ANALYSE. Das Verfassungsgesetz zur Unterbringung von Flüchtlingen stärkt die Innenministerin – setzt sie vor allem aber auch unter Druck.
Das Verfassungsgesetz, das die Klubobleute Andreas Schieder (SPÖ), Reinhold Lopatka (ÖVP) und Eva Glawischnig (Grünen) in der Sondersitzung des Nationalrats vom 1. September eingebracht haben, sollte den Flüchtlingen zugutekommen. Zustände, wie sie im Sommer in Traiskirchen herrschten, müssten jedenfalls der Vergangenheit angehören. Angesichts des Zustroms weiterer Asylwerber ist das eine Mammutaufgabe. Vor allem für die Innenministerin: Johanna Mikl-Leitner (ÖVP) wird zwar gestärkt, muss aber auch die ganze Verantwortung übernehmen.
Artikel 1 des Verfassungsgesetzes über die „Unterbringung und Aufteilung von hilfs- und schutzbedürftigen Fremden“ enthält Selbstverständlichkeiten.
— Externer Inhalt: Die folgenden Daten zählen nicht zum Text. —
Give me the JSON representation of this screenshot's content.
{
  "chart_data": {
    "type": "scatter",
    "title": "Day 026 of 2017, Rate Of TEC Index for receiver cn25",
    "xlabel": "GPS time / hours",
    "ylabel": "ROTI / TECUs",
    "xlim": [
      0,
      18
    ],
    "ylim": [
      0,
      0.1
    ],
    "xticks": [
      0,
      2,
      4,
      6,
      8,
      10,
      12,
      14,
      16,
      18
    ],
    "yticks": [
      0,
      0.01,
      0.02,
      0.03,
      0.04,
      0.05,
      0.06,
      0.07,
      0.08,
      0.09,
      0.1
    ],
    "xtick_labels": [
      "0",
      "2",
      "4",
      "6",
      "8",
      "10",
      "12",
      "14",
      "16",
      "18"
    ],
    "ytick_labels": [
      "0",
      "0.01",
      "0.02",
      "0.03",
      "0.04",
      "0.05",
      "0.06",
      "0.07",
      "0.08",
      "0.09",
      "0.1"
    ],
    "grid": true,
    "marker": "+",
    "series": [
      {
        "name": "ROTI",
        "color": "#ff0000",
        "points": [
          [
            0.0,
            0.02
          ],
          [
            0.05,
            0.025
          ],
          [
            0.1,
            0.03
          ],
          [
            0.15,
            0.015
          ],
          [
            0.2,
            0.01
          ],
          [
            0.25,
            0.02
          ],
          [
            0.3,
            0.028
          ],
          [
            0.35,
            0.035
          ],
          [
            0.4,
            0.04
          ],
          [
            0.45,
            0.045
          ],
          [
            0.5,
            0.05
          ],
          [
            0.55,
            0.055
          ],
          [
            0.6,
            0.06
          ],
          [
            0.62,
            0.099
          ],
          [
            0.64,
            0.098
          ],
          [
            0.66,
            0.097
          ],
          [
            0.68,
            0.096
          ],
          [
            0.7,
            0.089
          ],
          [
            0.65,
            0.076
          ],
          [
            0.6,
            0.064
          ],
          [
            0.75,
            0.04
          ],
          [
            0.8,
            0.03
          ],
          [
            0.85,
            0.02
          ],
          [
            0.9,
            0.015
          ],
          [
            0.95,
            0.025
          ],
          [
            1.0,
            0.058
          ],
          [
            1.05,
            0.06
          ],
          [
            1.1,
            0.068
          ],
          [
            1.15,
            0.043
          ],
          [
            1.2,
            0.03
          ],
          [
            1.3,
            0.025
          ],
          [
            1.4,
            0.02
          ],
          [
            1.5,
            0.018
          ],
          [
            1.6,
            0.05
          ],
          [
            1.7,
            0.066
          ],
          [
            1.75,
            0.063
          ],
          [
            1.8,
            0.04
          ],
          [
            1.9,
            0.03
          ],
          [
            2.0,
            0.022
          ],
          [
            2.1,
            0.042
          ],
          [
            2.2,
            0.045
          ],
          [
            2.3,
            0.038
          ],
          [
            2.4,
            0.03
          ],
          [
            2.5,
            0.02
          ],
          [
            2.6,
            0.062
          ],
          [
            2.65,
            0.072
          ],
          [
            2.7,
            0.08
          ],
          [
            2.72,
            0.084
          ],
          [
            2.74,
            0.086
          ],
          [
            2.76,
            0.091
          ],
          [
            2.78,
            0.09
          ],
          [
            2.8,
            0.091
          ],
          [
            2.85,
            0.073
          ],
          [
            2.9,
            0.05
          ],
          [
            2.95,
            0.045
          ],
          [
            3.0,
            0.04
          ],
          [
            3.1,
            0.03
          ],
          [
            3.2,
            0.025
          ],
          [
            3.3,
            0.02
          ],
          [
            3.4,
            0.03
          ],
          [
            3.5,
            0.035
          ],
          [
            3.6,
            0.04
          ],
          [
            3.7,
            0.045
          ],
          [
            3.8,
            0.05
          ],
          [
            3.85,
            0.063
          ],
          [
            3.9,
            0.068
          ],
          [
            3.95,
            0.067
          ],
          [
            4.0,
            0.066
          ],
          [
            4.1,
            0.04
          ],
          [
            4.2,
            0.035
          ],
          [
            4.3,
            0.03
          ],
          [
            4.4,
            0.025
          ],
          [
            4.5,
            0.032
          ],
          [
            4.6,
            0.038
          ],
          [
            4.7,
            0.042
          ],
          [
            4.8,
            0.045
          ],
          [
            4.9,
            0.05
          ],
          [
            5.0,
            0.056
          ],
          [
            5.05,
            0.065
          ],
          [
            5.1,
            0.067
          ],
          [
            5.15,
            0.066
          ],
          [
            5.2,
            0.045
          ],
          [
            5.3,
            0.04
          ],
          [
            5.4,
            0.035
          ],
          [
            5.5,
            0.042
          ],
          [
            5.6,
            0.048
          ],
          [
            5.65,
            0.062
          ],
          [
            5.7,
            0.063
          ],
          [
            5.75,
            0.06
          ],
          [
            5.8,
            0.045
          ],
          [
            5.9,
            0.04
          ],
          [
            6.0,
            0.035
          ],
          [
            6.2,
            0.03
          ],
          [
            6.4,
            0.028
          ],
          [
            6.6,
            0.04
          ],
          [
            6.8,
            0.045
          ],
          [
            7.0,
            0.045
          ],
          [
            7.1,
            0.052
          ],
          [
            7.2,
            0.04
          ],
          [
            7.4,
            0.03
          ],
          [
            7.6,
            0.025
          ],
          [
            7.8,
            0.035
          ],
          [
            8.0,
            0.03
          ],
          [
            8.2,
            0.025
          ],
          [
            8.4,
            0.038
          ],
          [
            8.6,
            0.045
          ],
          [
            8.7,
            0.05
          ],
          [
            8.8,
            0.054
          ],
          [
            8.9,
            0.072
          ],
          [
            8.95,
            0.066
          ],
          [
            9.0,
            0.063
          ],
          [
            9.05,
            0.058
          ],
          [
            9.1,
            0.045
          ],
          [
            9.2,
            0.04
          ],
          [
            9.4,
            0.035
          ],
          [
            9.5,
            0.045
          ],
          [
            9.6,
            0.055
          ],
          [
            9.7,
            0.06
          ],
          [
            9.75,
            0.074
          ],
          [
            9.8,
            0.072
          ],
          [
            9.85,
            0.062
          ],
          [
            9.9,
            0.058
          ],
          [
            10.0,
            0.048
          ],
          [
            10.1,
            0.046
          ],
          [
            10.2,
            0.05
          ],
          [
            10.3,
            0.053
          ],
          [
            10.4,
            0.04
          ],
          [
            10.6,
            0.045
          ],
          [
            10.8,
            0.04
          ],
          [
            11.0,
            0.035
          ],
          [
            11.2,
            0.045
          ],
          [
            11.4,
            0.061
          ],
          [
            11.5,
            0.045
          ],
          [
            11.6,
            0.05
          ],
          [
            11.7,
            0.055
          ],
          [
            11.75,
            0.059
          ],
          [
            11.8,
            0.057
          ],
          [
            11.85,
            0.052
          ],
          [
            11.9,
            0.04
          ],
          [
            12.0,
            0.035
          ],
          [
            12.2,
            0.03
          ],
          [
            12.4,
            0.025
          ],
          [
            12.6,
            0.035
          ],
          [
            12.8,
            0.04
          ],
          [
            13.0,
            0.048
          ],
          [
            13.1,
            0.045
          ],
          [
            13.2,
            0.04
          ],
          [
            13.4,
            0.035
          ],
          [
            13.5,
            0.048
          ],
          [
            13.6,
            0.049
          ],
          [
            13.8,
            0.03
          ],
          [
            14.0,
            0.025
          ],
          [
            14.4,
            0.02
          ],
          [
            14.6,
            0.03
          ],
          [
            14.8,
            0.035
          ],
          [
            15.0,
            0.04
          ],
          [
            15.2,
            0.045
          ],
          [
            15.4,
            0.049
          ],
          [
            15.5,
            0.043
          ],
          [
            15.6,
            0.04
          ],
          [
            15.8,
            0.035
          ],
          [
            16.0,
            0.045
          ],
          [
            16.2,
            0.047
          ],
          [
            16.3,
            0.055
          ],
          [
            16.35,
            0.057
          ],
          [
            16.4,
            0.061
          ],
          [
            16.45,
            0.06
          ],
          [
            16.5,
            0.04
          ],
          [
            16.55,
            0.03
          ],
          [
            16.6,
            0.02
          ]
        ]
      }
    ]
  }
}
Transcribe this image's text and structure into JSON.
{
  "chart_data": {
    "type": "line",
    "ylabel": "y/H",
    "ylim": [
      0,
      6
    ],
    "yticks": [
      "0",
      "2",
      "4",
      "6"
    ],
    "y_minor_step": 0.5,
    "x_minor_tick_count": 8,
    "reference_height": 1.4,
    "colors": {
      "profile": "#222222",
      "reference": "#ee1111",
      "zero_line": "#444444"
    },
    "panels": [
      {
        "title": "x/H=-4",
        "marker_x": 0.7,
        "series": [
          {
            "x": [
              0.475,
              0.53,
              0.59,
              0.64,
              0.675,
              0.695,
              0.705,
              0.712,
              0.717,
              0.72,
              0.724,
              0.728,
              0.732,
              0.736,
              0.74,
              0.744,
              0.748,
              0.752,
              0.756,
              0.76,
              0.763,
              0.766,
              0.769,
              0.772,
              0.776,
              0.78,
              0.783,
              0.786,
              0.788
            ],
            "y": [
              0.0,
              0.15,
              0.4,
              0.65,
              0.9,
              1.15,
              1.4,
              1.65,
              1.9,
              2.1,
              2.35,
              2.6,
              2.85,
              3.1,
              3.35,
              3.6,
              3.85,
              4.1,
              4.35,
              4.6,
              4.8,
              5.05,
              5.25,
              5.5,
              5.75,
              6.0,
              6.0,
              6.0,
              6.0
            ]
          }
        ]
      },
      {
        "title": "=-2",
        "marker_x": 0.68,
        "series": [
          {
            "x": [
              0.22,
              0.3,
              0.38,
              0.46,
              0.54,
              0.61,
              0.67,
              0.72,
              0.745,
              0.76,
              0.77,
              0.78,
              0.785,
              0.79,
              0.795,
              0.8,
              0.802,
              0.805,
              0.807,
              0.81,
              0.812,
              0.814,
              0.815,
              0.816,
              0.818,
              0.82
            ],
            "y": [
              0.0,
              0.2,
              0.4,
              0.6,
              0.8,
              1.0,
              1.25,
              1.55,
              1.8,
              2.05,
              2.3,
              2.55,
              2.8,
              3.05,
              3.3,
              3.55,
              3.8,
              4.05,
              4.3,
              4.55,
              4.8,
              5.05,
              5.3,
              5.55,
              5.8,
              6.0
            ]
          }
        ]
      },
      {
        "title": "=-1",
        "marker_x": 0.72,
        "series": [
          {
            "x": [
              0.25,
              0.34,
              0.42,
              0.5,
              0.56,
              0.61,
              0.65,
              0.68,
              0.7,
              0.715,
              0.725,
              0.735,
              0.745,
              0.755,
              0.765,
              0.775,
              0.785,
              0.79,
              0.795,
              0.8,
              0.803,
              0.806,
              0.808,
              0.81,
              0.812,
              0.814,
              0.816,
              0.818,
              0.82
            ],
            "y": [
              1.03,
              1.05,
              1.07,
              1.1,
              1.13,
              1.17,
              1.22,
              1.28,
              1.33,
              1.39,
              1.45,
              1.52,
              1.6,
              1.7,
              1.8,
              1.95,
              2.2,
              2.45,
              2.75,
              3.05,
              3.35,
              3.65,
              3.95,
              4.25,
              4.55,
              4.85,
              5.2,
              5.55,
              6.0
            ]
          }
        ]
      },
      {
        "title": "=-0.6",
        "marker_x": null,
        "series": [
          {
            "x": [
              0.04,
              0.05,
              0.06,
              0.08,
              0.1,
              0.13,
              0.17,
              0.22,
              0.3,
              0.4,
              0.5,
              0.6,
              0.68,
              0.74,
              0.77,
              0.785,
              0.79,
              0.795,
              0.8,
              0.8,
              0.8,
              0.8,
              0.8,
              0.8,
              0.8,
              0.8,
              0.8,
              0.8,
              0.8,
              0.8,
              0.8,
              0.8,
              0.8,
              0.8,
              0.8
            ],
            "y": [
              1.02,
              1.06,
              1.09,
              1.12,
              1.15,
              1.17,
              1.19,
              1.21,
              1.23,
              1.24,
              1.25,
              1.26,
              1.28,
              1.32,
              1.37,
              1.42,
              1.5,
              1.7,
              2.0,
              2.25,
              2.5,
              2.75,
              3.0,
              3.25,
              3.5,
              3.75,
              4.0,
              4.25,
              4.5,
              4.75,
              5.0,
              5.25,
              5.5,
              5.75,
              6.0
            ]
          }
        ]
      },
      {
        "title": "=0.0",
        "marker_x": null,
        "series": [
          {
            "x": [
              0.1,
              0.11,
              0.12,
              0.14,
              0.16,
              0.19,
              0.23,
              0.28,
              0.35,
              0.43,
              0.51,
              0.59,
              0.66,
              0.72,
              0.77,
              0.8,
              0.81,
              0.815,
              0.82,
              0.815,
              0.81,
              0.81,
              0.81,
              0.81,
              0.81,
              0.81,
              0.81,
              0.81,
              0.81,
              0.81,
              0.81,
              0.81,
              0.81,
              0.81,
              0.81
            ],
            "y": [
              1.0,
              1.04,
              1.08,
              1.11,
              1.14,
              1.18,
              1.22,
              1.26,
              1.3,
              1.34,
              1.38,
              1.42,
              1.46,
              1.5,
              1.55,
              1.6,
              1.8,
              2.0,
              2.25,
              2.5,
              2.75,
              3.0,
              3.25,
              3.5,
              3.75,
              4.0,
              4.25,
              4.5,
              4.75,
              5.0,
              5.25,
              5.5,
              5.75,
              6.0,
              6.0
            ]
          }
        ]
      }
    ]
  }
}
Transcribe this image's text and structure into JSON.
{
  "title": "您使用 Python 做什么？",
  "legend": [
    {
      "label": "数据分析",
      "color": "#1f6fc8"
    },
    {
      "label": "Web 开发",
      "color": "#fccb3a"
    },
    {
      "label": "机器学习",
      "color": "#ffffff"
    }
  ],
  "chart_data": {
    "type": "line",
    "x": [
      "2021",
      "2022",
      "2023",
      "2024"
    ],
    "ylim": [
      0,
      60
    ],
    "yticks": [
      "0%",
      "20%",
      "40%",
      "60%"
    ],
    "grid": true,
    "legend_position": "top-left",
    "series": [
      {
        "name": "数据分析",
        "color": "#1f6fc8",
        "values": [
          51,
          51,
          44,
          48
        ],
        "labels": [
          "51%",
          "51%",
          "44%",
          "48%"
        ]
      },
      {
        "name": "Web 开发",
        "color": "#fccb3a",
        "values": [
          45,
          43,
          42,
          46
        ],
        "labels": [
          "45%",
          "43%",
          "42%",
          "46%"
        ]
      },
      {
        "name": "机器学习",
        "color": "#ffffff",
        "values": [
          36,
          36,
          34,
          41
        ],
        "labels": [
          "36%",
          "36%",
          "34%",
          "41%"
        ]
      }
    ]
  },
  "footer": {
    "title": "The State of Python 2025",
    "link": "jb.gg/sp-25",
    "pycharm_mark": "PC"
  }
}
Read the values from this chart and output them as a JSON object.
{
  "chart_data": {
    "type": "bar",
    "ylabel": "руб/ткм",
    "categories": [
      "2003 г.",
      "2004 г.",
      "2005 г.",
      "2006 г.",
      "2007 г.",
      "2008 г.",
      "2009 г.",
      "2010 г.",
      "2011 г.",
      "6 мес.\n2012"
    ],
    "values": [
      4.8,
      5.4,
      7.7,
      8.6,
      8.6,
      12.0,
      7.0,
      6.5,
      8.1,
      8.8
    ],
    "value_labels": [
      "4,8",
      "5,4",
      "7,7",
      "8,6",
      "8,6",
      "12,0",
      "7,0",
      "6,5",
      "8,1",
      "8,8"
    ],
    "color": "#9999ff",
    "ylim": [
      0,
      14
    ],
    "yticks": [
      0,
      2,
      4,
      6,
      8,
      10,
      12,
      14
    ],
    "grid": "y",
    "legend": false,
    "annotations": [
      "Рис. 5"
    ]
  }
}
Trotzdem handelt es sich um einen Fortschritt: Für Flüchtlinge müssen ausdrücklich ein „angemessener Wohnraum“, ein Schlafplatz und „ausreichende Sanitäranlagen“ geschaffen werden. All das „darf weder gesundheits- noch umweltgefährdend“ sein – und liest sich damit wie eine Antwort auf „Traiskirchen“, wo nichts davon gewährleistet war.
Zurückzuführen waren die Probleme nicht zuletzt auf ein Tauziehen zwischen Bund, Ländern und Gemeinden. Innenministerin Mikl-Leitner beschwerte sich etwa darüber, dass die Kommunen nicht genug Plätze zur Verfügung stellten. Diese Begründung wird schon bald nicht mehr als Ausrede herhalten können: Ab 1. Oktober, wenn das neue Gesetz in Kraft tritt, wird sie selbst die Möglichkeit haben, auf Bundesliegenschaften vom Boden- bis zum Neusiedlersee adäquate Unterkünfte zu schaffen. Vor Ort wird’s keine Vetomöglichkeit mehr dagegen geben. Mikl-Leitner wird die Lösung der bestehenden Probleme also selbst in der Hand haben. Anders ausgedrückt: Schafft sie es nicht, liegt es allein an ihr.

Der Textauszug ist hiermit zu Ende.